Che poi adesso è il ventisei marzo ed è prima del giorno in cui pedaleremo in quella campagna lontana dove non avrei mai immaginato di arrivare insieme a un amico, e dove quello che sta succedendo adesso si ripeterà, sotto altra forma ma esattamente allo stesso modo. Tu ancora non hai gli occhi pieni di Trieste e io non ho ancora piene le orecchie della tua voce che non ha smesso di cantare per tutto il viaggio… eppure qui quello che sarà in qualche modo già è. Solo poche ore, anzi, e saremo in partenza, siamo già quasi pronti ma ci siamo fermati un minuto qui, sotto il cielo della Strada che promette violenta tempesta, costellato com’è dai gabbiani del disastro, sulla soglia, in questa bolla di gravità sospesa che pesa e non sprofonda, nuda e senza paura, intera e intatta, accaduta già chissà quante e quante volte a questo mondo eppure mai vista prima d’ora. E che forse per questo non potrà essere lacerata. O che, se verrà lacerata, troverà il modo di guarire la propria frattura e continuerà a viaggiare, rimarginata.

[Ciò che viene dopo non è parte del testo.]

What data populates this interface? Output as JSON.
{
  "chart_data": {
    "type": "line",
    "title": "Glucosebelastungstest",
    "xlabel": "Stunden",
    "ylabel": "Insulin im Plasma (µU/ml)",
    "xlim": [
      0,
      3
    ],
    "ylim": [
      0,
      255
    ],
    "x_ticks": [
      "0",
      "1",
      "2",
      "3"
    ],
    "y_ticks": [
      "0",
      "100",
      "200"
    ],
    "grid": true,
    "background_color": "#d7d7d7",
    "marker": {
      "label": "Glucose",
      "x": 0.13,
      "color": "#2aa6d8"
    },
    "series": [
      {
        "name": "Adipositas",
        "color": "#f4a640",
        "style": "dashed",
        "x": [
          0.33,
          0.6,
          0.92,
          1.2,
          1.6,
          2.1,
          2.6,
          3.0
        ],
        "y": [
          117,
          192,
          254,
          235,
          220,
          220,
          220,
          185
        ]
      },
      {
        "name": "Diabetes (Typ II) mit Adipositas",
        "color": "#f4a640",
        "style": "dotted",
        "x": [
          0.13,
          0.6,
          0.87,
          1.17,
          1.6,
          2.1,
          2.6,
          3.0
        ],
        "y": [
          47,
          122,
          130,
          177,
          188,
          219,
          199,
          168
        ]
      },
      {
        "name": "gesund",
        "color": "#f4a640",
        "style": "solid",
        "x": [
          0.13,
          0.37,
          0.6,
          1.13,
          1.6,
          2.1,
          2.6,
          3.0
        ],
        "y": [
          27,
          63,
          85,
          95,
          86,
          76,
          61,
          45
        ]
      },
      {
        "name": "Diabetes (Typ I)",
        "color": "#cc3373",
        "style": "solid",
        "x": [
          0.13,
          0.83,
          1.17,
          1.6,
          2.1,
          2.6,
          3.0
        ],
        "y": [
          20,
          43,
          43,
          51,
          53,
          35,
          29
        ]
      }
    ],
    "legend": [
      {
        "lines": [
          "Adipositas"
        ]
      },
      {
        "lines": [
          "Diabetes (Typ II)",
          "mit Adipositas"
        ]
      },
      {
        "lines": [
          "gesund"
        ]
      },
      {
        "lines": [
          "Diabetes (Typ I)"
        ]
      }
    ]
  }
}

Piena di punti e bende, vabbene, ma inestinta.
Era questo che intendevi? Mbe’…

Ma è mai successo prima?

Ovvio che è successo, che domande so’? Andiamo a chiudere le valigie, forza.
Andiamo?
Eh, andiamo.
Noi?
Eh, noi. Il biglietto per quante persone è, scusa?
Mh.
Oh, ma che è? Pare che non l’hai mai sentito prima, ‘sto pronome.
Oh, ma i fatti tuoi tu mai, eh?
No, I said: oh, you’re a mean ol’ daddy, but you’re out of siiiiiiiiiiiiiiiiiiiight….

(ma chi la mette in circolazione, certa gente?)